Same company employee (adjuster) studies the claimant’s medical records.
—Checks to see how many of the claimant’s bills did not come from a medical doctor
—Discounts bills that have come from practitioner of alternative medicine
Adjuster uses formula to place value on claimant’s pain and suffering
—Adds up all of the “acceptable” medical bills
—Multiplies sum by number between 1.5 and 5: The more severe the reported injury, the higher the number used as the second factor.
—Adds to the product the value of the claimant’s lost salary.
Adjuster’s final task concerns an examination of the legal course that was chosen by the claimant. Did he or she elect to retain an attorney? If the answer is “no,” then the adjuster’s initial bid gets downsized.
After presentation of that first offer, is there a clear path to a negotiated settlement?
No, there are multiple steps along that path. Any step that helps the negotiating parties to reach an agreement should include both an offer and a counteroffer. If any party failed to respond to an offer, or failed to reply to a counteroffer, the negotiations would stall.

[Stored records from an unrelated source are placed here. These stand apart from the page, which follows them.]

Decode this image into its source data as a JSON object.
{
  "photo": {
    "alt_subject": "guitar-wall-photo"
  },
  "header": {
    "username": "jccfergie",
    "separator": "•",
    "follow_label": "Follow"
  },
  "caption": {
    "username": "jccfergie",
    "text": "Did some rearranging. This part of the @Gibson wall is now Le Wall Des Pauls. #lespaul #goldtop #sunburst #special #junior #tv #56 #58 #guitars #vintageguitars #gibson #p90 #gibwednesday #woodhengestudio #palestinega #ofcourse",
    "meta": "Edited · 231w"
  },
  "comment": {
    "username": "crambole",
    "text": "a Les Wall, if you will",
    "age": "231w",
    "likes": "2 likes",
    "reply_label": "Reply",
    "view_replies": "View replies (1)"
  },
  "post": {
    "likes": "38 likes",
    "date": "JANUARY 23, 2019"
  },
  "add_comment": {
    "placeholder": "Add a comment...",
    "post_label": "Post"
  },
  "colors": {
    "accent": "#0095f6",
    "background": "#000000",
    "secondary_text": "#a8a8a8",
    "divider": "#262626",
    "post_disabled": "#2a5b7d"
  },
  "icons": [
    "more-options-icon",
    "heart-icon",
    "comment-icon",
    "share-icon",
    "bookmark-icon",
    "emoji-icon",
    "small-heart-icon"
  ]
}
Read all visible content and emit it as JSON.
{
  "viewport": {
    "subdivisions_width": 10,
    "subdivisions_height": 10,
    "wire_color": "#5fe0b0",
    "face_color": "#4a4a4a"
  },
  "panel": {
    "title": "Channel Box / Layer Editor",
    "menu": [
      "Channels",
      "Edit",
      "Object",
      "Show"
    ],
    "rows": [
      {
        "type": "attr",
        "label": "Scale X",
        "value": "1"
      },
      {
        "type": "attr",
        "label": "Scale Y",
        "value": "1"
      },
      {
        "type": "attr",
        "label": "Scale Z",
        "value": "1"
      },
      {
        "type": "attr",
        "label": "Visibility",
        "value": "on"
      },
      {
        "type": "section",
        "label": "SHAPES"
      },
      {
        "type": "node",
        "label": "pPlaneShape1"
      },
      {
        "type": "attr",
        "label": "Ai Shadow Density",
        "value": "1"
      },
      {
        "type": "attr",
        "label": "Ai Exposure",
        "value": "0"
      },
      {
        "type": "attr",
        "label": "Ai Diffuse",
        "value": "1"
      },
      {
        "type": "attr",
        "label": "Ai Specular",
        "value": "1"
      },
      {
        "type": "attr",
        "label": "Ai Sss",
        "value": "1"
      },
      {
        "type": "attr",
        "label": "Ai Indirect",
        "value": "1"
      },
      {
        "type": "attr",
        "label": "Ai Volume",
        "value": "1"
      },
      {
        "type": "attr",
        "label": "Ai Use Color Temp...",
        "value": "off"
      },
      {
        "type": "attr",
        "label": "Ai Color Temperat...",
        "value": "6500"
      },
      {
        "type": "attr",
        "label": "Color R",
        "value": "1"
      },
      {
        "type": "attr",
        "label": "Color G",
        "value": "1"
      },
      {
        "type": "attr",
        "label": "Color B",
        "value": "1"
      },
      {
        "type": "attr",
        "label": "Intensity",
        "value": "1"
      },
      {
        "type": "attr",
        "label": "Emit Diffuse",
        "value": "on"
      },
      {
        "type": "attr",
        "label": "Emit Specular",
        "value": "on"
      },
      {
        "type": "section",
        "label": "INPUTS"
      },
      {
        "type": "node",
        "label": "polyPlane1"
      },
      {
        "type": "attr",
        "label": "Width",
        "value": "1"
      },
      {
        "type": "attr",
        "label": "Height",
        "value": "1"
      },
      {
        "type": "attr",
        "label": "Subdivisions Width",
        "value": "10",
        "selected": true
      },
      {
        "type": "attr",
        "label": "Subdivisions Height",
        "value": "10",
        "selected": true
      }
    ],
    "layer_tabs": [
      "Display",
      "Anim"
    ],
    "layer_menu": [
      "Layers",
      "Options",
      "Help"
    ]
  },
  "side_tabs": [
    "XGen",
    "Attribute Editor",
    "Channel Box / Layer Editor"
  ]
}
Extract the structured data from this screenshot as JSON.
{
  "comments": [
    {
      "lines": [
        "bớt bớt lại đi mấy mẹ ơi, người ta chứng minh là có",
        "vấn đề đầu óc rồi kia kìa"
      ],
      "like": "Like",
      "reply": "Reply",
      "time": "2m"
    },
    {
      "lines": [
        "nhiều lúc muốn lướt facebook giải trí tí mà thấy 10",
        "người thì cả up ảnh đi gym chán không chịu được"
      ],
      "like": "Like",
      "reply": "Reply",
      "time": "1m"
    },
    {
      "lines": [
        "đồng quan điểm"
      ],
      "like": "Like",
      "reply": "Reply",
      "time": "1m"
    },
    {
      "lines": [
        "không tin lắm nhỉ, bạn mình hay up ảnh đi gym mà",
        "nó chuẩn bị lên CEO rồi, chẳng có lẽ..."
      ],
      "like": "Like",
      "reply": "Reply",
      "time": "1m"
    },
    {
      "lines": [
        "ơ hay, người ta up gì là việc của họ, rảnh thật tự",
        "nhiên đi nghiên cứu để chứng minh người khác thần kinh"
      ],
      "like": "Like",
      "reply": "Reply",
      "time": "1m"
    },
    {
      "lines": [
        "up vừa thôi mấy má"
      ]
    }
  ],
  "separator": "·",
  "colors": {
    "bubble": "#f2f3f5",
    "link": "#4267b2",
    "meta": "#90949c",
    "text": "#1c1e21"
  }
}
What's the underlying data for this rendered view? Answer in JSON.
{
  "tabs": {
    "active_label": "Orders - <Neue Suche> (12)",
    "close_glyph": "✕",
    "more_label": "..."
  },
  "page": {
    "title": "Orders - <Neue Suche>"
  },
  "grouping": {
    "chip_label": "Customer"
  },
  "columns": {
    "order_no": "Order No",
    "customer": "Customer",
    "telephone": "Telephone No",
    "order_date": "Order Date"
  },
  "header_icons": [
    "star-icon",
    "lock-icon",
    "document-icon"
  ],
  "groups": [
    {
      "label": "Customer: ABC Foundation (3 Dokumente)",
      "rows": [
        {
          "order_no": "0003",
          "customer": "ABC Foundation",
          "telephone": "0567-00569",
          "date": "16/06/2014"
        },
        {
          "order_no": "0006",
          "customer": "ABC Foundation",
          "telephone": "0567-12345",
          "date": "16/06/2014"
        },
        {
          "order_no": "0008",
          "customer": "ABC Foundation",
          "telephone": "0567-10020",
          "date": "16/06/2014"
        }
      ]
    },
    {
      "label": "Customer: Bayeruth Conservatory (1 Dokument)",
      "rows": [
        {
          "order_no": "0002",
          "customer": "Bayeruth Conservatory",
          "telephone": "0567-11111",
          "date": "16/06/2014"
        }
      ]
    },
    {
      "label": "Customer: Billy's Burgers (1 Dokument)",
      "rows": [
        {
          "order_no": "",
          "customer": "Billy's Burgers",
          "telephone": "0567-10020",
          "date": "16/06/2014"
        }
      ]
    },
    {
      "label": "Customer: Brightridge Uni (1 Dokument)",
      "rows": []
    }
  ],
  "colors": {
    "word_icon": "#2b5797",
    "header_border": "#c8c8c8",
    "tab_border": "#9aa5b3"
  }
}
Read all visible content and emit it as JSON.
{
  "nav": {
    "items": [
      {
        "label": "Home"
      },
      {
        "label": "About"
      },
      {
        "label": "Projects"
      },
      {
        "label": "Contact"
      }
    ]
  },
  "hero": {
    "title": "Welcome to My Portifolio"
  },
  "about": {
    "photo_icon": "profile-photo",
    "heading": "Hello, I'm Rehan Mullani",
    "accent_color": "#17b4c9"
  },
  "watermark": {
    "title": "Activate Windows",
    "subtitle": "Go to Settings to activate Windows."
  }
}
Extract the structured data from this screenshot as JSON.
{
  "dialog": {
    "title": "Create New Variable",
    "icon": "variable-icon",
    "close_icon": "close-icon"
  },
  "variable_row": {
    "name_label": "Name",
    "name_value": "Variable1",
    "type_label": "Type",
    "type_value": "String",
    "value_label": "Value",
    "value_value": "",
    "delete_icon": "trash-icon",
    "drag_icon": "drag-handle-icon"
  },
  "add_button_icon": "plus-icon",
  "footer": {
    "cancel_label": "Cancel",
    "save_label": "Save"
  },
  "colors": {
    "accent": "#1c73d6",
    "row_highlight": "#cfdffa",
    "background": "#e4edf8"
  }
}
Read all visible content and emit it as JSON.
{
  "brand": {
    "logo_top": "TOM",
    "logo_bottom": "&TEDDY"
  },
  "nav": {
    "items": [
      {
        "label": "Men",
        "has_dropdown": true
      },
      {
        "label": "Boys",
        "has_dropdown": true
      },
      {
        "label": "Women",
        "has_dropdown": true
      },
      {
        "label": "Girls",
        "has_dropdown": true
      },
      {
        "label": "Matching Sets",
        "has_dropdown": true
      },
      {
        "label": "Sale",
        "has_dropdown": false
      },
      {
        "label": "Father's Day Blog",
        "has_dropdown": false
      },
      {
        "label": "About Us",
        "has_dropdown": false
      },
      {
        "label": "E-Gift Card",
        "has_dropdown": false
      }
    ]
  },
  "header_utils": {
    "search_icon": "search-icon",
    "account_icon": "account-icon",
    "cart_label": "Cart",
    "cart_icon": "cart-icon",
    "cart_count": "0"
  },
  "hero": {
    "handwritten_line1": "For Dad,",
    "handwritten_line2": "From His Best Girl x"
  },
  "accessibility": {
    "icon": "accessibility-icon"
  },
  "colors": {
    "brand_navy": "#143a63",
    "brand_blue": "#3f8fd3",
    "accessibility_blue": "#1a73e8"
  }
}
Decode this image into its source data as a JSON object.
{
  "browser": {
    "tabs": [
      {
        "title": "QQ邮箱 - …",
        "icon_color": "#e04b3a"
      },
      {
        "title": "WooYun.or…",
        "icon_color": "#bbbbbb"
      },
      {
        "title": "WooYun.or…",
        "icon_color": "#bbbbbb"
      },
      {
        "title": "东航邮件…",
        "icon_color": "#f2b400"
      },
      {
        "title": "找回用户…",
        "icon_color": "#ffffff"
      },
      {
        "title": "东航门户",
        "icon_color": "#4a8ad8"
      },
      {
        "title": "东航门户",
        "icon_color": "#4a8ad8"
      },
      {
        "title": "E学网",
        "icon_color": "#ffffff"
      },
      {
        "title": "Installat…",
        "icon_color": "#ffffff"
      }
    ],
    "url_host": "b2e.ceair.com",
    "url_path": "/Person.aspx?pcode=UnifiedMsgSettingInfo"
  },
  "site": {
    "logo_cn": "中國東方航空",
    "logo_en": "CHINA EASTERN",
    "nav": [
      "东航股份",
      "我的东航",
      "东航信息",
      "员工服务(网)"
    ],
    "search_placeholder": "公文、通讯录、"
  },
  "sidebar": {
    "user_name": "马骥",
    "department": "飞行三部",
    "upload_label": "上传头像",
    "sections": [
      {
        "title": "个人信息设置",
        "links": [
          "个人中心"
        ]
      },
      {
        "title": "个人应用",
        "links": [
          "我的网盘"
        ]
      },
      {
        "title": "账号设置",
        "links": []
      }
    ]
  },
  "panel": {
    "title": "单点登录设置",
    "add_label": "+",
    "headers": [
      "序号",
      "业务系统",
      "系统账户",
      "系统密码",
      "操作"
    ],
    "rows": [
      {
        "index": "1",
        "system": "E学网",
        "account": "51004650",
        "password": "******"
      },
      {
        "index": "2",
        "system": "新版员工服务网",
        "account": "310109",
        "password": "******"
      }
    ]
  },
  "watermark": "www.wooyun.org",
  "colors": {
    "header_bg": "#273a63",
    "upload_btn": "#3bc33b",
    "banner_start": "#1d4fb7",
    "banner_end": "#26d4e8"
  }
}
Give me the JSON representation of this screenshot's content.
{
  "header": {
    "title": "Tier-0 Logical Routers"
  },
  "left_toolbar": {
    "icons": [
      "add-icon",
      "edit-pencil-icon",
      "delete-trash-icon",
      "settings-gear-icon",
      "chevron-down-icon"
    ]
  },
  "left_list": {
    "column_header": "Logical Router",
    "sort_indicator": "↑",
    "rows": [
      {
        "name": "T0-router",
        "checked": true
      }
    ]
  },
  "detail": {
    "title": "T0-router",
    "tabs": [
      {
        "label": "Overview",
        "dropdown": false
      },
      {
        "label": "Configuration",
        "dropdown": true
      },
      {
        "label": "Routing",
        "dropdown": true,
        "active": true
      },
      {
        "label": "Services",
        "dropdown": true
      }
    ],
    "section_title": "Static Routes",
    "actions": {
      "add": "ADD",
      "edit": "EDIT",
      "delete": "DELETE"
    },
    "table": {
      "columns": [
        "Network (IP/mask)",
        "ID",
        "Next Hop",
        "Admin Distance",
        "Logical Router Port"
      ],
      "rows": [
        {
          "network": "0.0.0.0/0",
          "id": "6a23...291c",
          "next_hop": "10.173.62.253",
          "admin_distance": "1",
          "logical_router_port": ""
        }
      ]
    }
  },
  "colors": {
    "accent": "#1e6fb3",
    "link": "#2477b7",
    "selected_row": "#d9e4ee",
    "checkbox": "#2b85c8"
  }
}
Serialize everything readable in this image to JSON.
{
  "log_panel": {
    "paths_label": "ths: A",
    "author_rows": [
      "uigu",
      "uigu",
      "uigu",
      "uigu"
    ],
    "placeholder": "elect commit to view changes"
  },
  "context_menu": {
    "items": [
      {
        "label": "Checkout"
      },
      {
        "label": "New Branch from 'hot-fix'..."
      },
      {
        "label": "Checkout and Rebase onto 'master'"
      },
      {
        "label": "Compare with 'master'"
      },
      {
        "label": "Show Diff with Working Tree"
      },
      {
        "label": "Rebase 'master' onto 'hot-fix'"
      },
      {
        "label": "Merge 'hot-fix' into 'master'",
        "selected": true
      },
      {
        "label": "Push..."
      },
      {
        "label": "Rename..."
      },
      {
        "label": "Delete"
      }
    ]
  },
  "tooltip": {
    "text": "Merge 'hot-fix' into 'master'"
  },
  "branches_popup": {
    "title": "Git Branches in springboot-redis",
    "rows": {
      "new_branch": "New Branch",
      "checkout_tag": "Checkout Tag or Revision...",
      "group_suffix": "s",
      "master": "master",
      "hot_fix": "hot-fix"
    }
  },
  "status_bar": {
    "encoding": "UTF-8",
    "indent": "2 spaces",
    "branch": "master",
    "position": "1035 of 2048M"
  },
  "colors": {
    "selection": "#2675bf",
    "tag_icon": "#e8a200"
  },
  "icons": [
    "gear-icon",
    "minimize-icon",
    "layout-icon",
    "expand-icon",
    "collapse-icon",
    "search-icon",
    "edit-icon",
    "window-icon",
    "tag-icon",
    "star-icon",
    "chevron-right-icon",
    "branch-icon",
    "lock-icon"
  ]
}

On the other hand, experienced claimants know that it does not pay to push things along. It does not pay to come forward with a new counteroffer, when there has been no reply, following presentation of the most recent one. Claimants’ impatience can lead to creation of unfair terms.
Personal injury lawyers always caution their clients against agreeing to settle, before having arrived at the point of maximum medical improvement (MMI). Their treating physician should let them know when their recovery has aided attainment of MMI.
Still, the absence of a counterbid could cause the insurance company to become frustrated. That, too, could harm the end result. It could force the claimant to leave money on the table.
Many things can happen after the adjuster’s introduction of that initial bid. Yet, none of those would have been possible, if the same bid had never been made. That is the complicated story of the path that could, eventually, lead to settlement.